Walking in Their Boots: Experiences of an Outreach Team
in Vancouver's Downtown Eastside [abstract]

Evanna Brennan, RN [Home Care Nurse]
Susan Giles, RN [Home Care Nurse]
Susan Burgess, MD [Outreach Physician]

ISSUE: Providing health care to clients who are marginalized by a combination of HIV/AIDS, substance abuse and/or mental health problems is challenging. Supplying appropriate health services to these individuals often requires methodologies outside the scope of standard practice.
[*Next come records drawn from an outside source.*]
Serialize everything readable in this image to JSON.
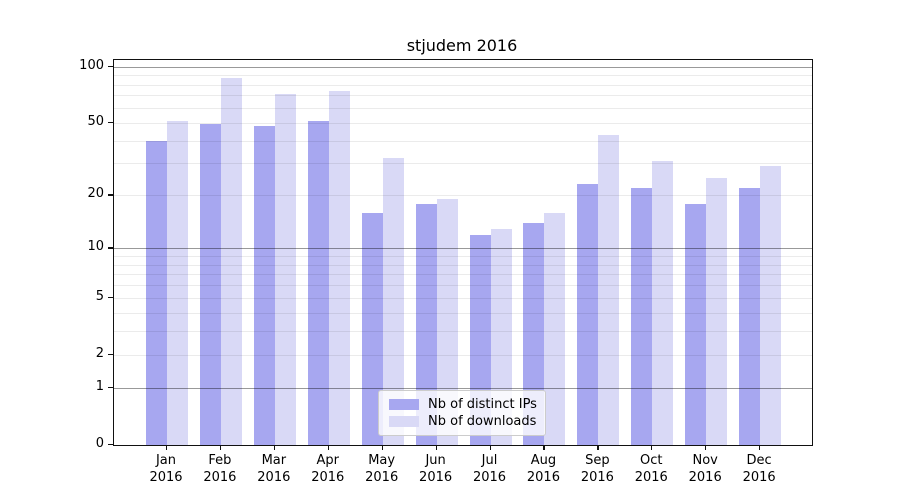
{
  "title": "stjudem 2016",
  "colors": {
    "distinct_ips": "#a7a7f0",
    "downloads": "#d9d9f6",
    "grid_major": "rgba(0,0,0,0.40)",
    "grid_minor": "rgba(0,0,0,0.08)",
    "axis": "#111111"
  },
  "legend": {
    "items": [
      {
        "label": "Nb of distinct IPs",
        "color_key": "distinct_ips"
      },
      {
        "label": "Nb of downloads",
        "color_key": "downloads"
      }
    ]
  },
  "y_axis": {
    "tick_values": [
      0,
      1,
      2,
      5,
      10,
      20,
      50,
      100
    ],
    "tick_labels": [
      "0",
      "1",
      "2",
      "5",
      "10",
      "20",
      "50",
      "100"
    ],
    "major_grid_values": [
      1,
      10,
      100
    ],
    "minor_grid_values": [
      2,
      3,
      4,
      5,
      6,
      7,
      8,
      9,
      20,
      30,
      40,
      50,
      60,
      70,
      80,
      90
    ]
  },
  "x_axis": {
    "months": [
      "Jan",
      "Feb",
      "Mar",
      "Apr",
      "May",
      "Jun",
      "Jul",
      "Aug",
      "Sep",
      "Oct",
      "Nov",
      "Dec"
    ],
    "year": "2016"
  },
  "chart_data": {
    "type": "bar",
    "title": "stjudem 2016",
    "categories": [
      "Jan 2016",
      "Feb 2016",
      "Mar 2016",
      "Apr 2016",
      "May 2016",
      "Jun 2016",
      "Jul 2016",
      "Aug 2016",
      "Sep 2016",
      "Oct 2016",
      "Nov 2016",
      "Dec 2016"
    ],
    "series": [
      {
        "name": "Nb of distinct IPs",
        "color_key": "distinct_ips",
        "values": [
          40,
          49,
          48,
          51,
          16,
          18,
          12,
          14,
          23,
          22,
          18,
          22
        ]
      },
      {
        "name": "Nb of downloads",
        "color_key": "downloads",
        "values": [
          51,
          87,
          71,
          74,
          32,
          19,
          13,
          16,
          43,
          31,
          25,
          29
        ]
      }
    ],
    "xlabel": "",
    "ylabel": "",
    "yscale": "log1p",
    "ylim": [
      0,
      100
    ],
    "yticks": [
      0,
      1,
      2,
      5,
      10,
      20,
      50,
      100
    ],
    "grid": "both",
    "legend_position": "lower center"
  }
}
DESCRIPTION: An outreach team consisting of community health nurses and a physician has been working together in Vancouver's Downtown Eastside for the past 10 years. They provide case management, care and treatment to a cohort of heavily addicted individuals living and dying with AIDS. They don't wait for the client to come to them, they seek them out on the street. Through gritty trial-and-error field experience, they have pioneered a model called Action Based Care (ABC) that is truly client-centered (i.e. where the client is at in the moment). This pragmatic approach relies on:

  1. Flexibility. The team reacts immediately to rapid changes in the client's health status.
  2. Trust. The development of a relationship with the client over time by a small group of caregivers allows for easier treatment access and more predictable results when a crisis happens. Trust between team members regarding clinical assessments allows telephone consultation between physician and nurse to quickly change or initiate care.
  3. Persistence. Clients may be abusive or reluctant to engage in care at the moment. This behavior does not rule out their being accepting of help the next day, month, or crisis. This presentation will walk through a typical outreach day using case histories to illustrate the application of the ABC model in practice. ABC has been shown to provide a platform for the client to use to regain at least some control over their lives. This can and often does result in measurable improvements in their health and ability to cope with their environment.

CONCLUSION: The client may be able to maintain their independence with fewer crises requiring hospital-based care. The close client-centered working relationship between the physician and the nurses results in greater efficiency and efficacy.